After 4 hours of LLVMpipe lagginess, I couldn't take it anymore, soooo I started looking for a solution.
Startpage (Google proxy search engine) didn't help much -- found zillions of posts complaining about it, but that was about it.
Funny thing was, some (respected names) in these forums said, they couldn't see any difference in performance, between nVidia drivers and Nouveau. How could that be?!?!?
Then, it dawned on me. My debug script was reporting VMware, Inc. to be the OpenGL vendor. Hello
After pondering this for a while, I started thinking about "/etc/modprobe.d" et al. Seems like I
blacklisted Nouveau years ago. That couldn't be it, right? Otherwise, why is it working, albeit horrible slow, laggy, and consuming 100% CPU usage most of the time?
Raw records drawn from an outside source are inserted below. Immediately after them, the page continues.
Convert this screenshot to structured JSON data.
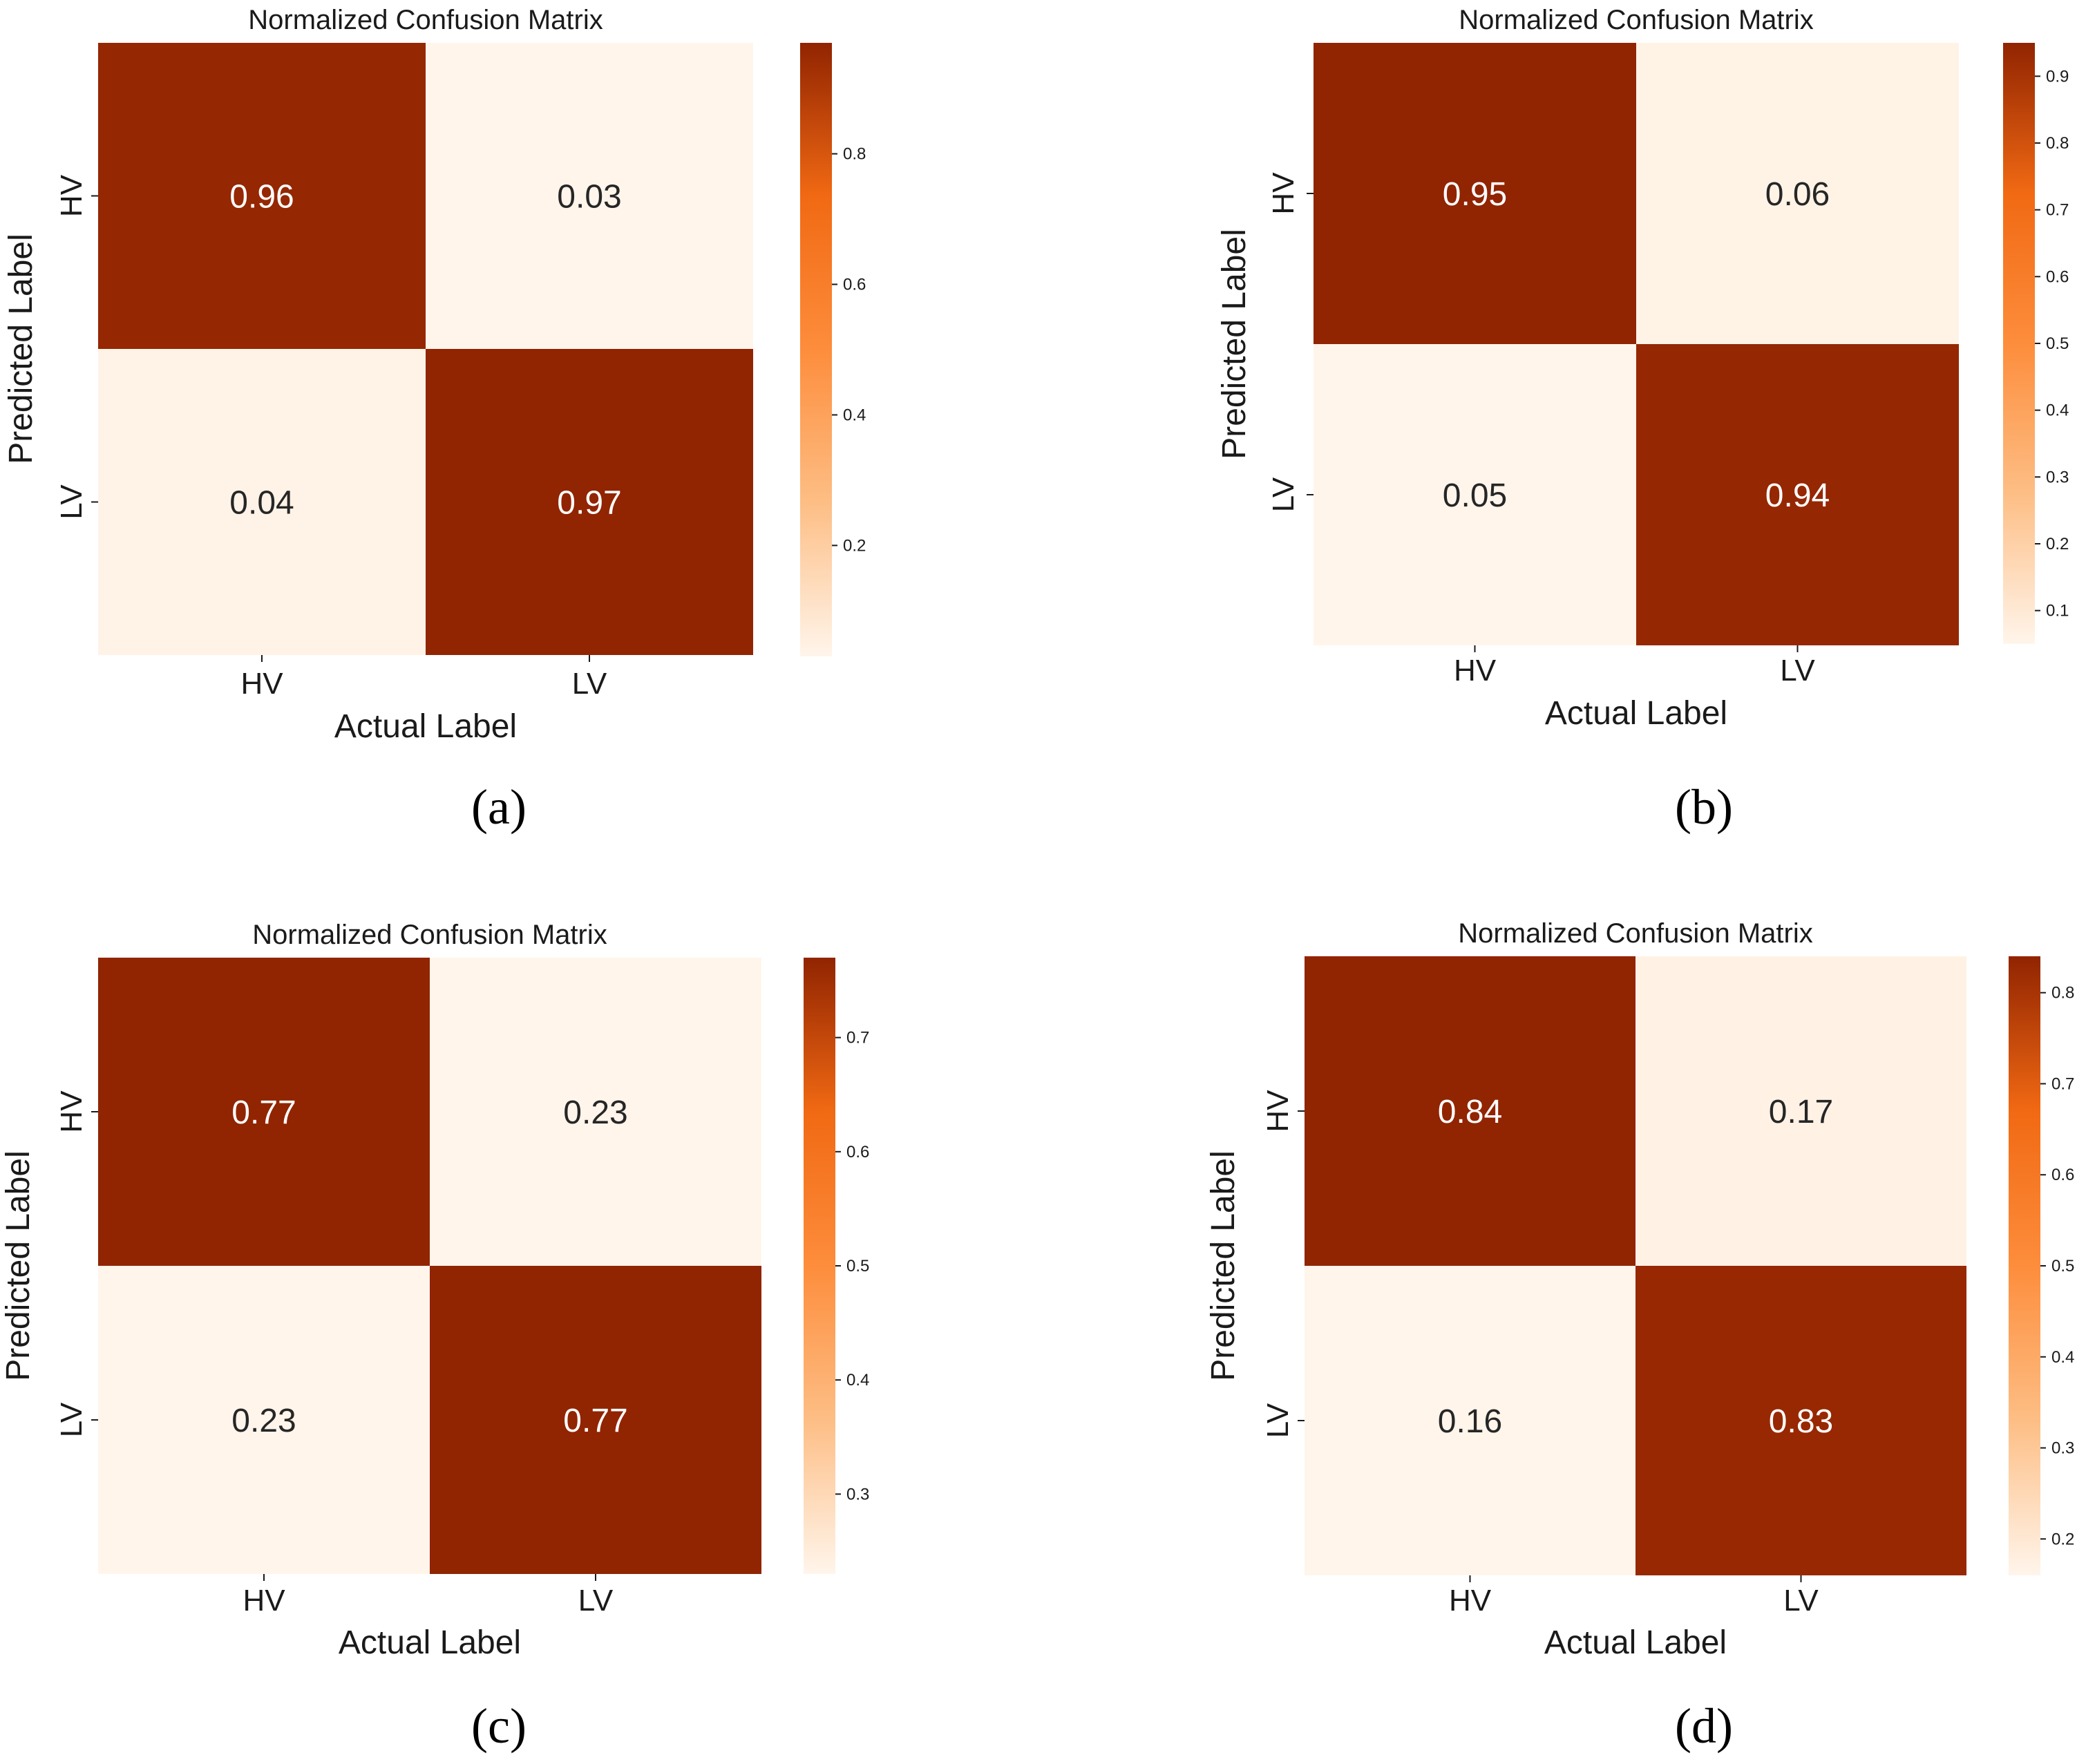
{
  "chart_data": [
    {
      "panel": "(a)",
      "type": "heatmap",
      "title": "Normalized Confusion Matrix",
      "xlabel": "Actual Label",
      "ylabel": "Predicted Label",
      "x_categories": [
        "HV",
        "LV"
      ],
      "y_categories": [
        "HV",
        "LV"
      ],
      "values": [
        [
          0.96,
          0.03
        ],
        [
          0.04,
          0.97
        ]
      ],
      "value_labels": [
        [
          "0.96",
          "0.03"
        ],
        [
          "0.04",
          "0.97"
        ]
      ],
      "colorbar": {
        "range": [
          0.03,
          0.97
        ],
        "ticks": [
          0.2,
          0.4,
          0.6,
          0.8
        ],
        "tick_labels": [
          "0.2",
          "0.4",
          "0.6",
          "0.8"
        ]
      },
      "colormap": "Oranges"
    },
    {
      "panel": "(b)",
      "type": "heatmap",
      "title": "Normalized Confusion Matrix",
      "xlabel": "Actual Label",
      "ylabel": "Predicted Label",
      "x_categories": [
        "HV",
        "LV"
      ],
      "y_categories": [
        "HV",
        "LV"
      ],
      "values": [
        [
          0.95,
          0.06
        ],
        [
          0.05,
          0.94
        ]
      ],
      "value_labels": [
        [
          "0.95",
          "0.06"
        ],
        [
          "0.05",
          "0.94"
        ]
      ],
      "colorbar": {
        "range": [
          0.05,
          0.95
        ],
        "ticks": [
          0.1,
          0.2,
          0.3,
          0.4,
          0.5,
          0.6,
          0.7,
          0.8,
          0.9
        ],
        "tick_labels": [
          "0.1",
          "0.2",
          "0.3",
          "0.4",
          "0.5",
          "0.6",
          "0.7",
          "0.8",
          "0.9"
        ]
      },
      "colormap": "Oranges"
    },
    {
      "panel": "(c)",
      "type": "heatmap",
      "title": "Normalized Confusion Matrix",
      "xlabel": "Actual Label",
      "ylabel": "Predicted Label",
      "x_categories": [
        "HV",
        "LV"
      ],
      "y_categories": [
        "HV",
        "LV"
      ],
      "values": [
        [
          0.77,
          0.23
        ],
        [
          0.23,
          0.77
        ]
      ],
      "value_labels": [
        [
          "0.77",
          "0.23"
        ],
        [
          "0.23",
          "0.77"
        ]
      ],
      "colorbar": {
        "range": [
          0.23,
          0.77
        ],
        "ticks": [
          0.3,
          0.4,
          0.5,
          0.6,
          0.7
        ],
        "tick_labels": [
          "0.3",
          "0.4",
          "0.5",
          "0.6",
          "0.7"
        ]
      },
      "colormap": "Oranges"
    },
    {
      "panel": "(d)",
      "type": "heatmap",
      "title": "Normalized Confusion Matrix",
      "xlabel": "Actual Label",
      "ylabel": "Predicted Label",
      "x_categories": [
        "HV",
        "LV"
      ],
      "y_categories": [
        "HV",
        "LV"
      ],
      "values": [
        [
          0.84,
          0.17
        ],
        [
          0.16,
          0.83
        ]
      ],
      "value_labels": [
        [
          "0.84",
          "0.17"
        ],
        [
          "0.16",
          "0.83"
        ]
      ],
      "colorbar": {
        "range": [
          0.16,
          0.84
        ],
        "ticks": [
          0.2,
          0.3,
          0.4,
          0.5,
          0.6,
          0.7,
          0.8
        ],
        "tick_labels": [
          "0.2",
          "0.3",
          "0.4",
          "0.5",
          "0.6",
          "0.7",
          "0.8"
        ]
      },
      "colormap": "Oranges"
    }
  ],
  "colors": {
    "low": "#fff5eb",
    "mid_light": "#fdbe85",
    "mid": "#fd8d3c",
    "mid_dark": "#f16913",
    "high": "#912401",
    "text_on_dark": "#ffffff",
    "text_on_light": "#262626",
    "axis_text": "#1a1a1a"
  }
}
Sure enough! Even though I (myself) hadn't blacklisted Nouveau (or it had gone to null) there was a file in "/etc/modprobe.d" called "
nvidia-installer-disable-nouveau.conf".
I renamed that file, with a different extension, and restarted Saucy. Bingo!
Updated report...
Code:
Current Date/Time: Sun May 26 16:34:55 MST 2013
Distro Release: Ubuntu Saucy Salamander (development branch)
Kernel Release: Linux 3.10.0-031000rc2-generic
Gnome Release: GNOME Shell 3.9.1
Unity Release: unity 7.0.0
OpenGL vendor string: nouveau
OpenGL renderer string: Gallium 0.4 on NV4B
OpenGL version string: 2.1 Mesa 9.2.0
w00t! No more LLVMpipe -- no more lagginess!
This box is flying now! I ran GTKPerf a few times, and the results/performance are indistinguishable from nVidia-304, now.
Makes me wonder how many 1000's of others are suffering from this Nouveau blacklist/VMware "problem".